Chief Financial Officer Dhivya Suryadevara said restructuring efforts will help GM’s bottom line in 2018 by $2 billion to $2.5 billion, with a total benefit of $4.5 billion in cost savings and $1.5 billion less in capital spending by the end of 2020.
Barra said that based on current business conditions, she sees no further layoffs or plant closures through the end of 2020. “We’ve made all the announcements that we need to make. We’re continuing to transform the company,” she said.
In November, GM announced plans to shut the plants and lay off the workers, including about 3,300 at four U.S. factories that mainly make cars and components, 2,600 at a factory in Canada and over 8,000 white-collar workers.
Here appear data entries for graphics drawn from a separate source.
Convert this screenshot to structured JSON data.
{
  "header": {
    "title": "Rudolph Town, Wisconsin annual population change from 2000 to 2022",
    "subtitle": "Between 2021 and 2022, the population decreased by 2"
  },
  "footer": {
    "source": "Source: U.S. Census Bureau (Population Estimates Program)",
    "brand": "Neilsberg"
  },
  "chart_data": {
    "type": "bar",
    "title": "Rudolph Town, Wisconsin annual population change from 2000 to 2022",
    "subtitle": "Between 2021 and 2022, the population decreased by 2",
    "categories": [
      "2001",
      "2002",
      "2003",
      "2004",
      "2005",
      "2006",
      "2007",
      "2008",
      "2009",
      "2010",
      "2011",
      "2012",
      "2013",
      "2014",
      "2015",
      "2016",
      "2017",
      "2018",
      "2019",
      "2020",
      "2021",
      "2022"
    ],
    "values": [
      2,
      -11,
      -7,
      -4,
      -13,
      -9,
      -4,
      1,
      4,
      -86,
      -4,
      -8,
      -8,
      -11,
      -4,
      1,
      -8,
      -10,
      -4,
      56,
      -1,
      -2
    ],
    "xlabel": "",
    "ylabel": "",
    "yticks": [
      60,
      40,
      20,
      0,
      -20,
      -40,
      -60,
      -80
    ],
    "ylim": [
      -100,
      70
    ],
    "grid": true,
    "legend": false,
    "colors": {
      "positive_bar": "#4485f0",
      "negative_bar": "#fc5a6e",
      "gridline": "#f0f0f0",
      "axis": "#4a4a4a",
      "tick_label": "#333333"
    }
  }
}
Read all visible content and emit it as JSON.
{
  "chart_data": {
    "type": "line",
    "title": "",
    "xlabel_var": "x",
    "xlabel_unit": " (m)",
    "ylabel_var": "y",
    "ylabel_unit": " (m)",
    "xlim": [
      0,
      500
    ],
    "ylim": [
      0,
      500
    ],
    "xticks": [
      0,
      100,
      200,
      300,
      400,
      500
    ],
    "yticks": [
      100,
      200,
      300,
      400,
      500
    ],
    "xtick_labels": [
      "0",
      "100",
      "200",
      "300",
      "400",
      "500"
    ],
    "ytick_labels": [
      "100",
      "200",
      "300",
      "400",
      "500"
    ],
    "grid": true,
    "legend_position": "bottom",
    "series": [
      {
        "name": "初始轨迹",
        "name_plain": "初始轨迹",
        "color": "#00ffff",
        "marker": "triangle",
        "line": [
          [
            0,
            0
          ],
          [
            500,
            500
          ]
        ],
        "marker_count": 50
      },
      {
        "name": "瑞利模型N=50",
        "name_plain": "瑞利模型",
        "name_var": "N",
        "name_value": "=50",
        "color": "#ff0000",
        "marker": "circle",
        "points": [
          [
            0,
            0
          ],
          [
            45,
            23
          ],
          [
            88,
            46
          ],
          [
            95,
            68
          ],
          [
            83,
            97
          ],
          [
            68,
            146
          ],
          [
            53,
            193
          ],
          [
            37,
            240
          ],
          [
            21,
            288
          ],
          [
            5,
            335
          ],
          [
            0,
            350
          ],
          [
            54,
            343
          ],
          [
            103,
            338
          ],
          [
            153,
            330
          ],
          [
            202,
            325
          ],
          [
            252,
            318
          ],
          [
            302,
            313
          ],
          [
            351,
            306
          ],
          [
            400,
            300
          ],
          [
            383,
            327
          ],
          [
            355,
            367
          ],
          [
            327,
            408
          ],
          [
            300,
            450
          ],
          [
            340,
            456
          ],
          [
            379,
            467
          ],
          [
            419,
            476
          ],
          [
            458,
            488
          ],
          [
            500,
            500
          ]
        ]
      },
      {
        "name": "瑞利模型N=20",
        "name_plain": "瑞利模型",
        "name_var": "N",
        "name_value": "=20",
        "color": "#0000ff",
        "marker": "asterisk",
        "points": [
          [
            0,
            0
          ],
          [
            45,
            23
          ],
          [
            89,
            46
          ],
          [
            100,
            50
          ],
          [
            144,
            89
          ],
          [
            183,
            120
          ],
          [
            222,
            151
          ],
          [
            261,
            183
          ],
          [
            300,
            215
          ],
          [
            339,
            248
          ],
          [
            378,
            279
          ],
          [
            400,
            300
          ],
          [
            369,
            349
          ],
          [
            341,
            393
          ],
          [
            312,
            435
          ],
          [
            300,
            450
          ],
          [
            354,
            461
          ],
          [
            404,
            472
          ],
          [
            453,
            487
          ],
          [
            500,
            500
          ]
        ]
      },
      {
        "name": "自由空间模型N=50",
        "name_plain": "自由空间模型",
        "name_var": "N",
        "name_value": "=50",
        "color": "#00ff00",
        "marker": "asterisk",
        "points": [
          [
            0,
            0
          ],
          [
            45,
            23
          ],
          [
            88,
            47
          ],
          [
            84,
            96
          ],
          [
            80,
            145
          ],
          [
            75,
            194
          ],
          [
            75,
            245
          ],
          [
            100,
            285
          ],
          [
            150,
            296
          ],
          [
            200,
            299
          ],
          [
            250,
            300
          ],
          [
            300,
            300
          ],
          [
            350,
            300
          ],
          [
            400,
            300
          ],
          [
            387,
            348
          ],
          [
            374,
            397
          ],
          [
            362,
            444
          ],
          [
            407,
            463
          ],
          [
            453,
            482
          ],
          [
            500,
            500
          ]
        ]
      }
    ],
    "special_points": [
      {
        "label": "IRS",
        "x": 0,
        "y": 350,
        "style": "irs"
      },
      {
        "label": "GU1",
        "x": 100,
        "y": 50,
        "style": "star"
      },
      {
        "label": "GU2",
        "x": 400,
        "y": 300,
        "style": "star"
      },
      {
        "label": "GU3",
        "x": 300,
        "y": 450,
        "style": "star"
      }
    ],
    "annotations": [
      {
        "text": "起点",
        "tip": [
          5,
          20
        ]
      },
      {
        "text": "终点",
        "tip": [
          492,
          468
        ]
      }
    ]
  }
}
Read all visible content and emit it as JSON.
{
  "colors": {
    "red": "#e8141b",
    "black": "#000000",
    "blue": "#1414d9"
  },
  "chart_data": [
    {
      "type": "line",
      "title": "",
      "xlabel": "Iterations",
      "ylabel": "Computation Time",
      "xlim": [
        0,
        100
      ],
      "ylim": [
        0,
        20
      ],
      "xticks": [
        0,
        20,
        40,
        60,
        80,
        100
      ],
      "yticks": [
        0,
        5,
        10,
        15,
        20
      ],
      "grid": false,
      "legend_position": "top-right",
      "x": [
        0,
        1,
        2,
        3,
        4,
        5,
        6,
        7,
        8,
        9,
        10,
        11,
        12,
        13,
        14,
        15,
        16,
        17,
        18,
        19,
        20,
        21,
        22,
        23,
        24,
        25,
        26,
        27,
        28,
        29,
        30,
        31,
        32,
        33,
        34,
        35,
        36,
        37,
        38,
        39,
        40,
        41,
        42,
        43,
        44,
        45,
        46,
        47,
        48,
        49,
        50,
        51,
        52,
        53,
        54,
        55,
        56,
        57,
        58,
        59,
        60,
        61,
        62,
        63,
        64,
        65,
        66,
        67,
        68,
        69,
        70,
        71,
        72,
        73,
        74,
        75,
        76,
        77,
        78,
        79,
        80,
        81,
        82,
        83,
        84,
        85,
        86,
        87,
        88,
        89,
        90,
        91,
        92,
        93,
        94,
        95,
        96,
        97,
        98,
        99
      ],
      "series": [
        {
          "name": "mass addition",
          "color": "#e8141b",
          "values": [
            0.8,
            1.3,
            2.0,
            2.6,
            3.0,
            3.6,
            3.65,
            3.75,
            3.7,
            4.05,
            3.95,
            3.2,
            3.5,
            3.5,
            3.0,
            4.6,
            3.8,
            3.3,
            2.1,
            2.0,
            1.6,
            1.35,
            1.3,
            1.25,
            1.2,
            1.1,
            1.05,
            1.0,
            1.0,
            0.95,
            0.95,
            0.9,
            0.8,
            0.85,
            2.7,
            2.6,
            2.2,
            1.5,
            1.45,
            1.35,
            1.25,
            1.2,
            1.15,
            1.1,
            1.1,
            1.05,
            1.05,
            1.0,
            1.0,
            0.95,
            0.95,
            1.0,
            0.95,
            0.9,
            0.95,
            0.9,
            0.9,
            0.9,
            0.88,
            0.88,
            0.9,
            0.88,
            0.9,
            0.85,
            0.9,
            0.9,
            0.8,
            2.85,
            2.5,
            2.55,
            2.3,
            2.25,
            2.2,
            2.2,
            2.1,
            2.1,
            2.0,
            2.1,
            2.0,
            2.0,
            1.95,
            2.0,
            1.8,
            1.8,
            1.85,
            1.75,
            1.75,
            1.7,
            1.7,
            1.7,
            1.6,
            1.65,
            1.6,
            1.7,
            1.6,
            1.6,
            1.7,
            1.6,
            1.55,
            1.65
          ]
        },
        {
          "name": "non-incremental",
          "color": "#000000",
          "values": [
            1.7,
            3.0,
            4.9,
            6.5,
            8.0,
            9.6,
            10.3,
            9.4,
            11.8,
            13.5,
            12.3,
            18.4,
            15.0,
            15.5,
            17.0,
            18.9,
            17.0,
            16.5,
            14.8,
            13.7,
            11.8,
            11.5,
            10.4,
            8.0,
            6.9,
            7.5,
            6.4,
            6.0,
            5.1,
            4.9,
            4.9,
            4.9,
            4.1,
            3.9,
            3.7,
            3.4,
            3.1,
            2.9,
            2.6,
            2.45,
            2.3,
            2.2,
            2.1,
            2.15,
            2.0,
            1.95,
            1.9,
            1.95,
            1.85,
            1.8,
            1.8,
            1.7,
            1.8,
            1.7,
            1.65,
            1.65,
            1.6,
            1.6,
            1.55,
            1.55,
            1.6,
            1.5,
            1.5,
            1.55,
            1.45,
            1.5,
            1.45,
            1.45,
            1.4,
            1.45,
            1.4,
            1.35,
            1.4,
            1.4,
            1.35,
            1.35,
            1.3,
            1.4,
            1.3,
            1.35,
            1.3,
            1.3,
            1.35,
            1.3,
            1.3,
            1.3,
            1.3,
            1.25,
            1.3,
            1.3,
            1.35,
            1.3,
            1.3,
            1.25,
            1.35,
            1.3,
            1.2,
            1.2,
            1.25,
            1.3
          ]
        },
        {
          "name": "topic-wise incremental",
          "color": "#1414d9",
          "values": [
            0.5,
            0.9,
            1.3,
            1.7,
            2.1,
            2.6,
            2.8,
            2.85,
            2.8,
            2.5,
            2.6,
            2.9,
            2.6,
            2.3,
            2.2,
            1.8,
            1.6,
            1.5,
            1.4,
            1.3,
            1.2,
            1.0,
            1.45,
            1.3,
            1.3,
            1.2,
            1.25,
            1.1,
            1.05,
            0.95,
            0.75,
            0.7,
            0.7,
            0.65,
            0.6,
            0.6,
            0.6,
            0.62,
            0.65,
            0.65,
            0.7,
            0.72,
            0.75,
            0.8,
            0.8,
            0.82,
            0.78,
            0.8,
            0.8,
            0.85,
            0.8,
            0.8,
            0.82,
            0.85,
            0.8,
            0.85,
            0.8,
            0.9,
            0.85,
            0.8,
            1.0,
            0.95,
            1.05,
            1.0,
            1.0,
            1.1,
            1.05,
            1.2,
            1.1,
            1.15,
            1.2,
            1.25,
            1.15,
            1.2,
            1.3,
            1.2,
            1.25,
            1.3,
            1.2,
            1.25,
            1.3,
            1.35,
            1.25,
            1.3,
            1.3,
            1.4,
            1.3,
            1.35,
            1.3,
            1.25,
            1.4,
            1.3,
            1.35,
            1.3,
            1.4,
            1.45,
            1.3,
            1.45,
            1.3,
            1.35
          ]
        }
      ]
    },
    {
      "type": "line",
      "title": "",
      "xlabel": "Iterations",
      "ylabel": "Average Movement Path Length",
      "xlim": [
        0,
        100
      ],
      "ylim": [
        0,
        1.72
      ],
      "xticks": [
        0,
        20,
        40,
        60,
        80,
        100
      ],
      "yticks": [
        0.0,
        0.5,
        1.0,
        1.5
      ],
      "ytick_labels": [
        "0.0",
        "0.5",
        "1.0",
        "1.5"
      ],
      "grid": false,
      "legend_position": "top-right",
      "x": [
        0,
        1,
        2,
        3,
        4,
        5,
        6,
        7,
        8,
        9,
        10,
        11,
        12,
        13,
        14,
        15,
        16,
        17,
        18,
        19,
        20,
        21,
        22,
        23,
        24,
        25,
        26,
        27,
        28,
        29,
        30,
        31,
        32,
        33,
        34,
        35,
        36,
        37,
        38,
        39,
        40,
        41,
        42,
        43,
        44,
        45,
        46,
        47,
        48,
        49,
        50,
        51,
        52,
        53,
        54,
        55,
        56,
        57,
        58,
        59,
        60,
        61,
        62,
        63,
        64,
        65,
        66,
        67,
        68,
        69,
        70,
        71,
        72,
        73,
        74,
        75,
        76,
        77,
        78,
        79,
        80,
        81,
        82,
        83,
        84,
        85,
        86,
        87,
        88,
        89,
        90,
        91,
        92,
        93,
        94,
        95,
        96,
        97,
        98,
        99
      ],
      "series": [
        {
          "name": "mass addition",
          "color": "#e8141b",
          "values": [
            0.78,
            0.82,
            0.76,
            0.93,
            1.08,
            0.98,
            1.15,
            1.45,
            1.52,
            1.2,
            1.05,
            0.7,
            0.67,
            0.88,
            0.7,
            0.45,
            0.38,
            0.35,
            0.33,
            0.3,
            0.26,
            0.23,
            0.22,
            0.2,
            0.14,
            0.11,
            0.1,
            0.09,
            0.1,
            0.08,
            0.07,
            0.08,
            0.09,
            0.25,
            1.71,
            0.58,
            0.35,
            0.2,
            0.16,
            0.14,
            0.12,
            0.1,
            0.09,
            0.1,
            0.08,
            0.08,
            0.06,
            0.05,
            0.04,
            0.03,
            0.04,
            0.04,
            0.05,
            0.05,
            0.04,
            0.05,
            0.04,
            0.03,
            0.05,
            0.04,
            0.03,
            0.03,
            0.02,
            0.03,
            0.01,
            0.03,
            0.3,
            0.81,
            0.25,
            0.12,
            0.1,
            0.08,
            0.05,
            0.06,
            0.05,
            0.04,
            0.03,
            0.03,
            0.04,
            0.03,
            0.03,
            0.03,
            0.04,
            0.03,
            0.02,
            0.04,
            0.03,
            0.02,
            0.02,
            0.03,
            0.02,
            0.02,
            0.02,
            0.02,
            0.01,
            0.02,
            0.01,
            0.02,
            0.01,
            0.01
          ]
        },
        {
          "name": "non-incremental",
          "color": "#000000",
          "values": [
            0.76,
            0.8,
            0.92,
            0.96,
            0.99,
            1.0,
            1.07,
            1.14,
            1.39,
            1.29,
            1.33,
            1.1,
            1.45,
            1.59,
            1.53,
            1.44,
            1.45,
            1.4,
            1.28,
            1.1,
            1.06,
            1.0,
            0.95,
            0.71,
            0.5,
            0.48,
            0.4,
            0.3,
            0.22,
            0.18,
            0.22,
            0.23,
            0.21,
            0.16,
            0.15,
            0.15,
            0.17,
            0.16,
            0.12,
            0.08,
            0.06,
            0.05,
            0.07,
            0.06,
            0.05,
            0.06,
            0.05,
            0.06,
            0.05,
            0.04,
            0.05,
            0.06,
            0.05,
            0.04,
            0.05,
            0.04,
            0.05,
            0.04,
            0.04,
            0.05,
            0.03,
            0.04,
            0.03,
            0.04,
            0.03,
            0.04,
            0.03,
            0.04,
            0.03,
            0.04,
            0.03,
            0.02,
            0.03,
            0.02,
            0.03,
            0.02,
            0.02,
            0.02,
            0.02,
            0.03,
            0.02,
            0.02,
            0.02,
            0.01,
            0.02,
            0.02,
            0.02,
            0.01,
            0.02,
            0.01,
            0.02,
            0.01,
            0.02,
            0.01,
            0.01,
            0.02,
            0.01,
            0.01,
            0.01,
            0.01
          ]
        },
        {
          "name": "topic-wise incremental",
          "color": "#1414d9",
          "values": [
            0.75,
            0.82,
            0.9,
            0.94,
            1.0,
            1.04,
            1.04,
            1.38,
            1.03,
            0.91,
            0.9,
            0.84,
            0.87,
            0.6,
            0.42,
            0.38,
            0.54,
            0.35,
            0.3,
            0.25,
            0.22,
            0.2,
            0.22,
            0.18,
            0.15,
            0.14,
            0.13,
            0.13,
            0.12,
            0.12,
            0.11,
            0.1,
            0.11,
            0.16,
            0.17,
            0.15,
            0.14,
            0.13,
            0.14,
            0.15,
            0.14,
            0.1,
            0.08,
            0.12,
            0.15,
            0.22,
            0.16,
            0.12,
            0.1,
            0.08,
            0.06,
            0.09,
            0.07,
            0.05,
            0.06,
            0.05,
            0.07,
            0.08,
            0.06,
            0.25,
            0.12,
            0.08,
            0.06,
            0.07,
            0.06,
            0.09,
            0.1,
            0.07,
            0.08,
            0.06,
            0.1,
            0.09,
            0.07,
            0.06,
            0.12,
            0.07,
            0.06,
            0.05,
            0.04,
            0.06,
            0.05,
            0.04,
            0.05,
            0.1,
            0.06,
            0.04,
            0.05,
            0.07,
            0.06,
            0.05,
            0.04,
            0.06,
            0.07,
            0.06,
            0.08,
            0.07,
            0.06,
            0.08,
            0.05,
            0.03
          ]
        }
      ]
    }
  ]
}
The company said the moves are necessary to stay financially healthy as it makes the transition to more electric and autonomous vehicles.
Barra said Friday that GM has 2,700 jobs at other factories for the 3,300 U.S. factory workers slated for layoff. About 1,500 workers have expressed interest in moving to other plants, and 700 already have been placed, she said. Another 1,200 are eligible to retire, she said.
GM has faced withering criticism from politicians and U.S. and Canadian unions because of the cuts. The company says it still has to negotiate possible closures in the U.S. with the United Auto Workers union.
Plants slated for closure include Lordstown, Ohio; Detroit-Hamtramck, Michigan; Warren, Michigan, White Marsh, Michigan, near Baltimore and Oshawa, Ontario near Toronto.
In China, GM expects sales to be flat overall, around 27 million. Even with 20 new or updated models coming in the country this year, Suryadevara predicted a small decline in profits from China.
GM also said its Cadillac brand would get the first electric vehicle in 2021 from a new architecture of battery-powered cars.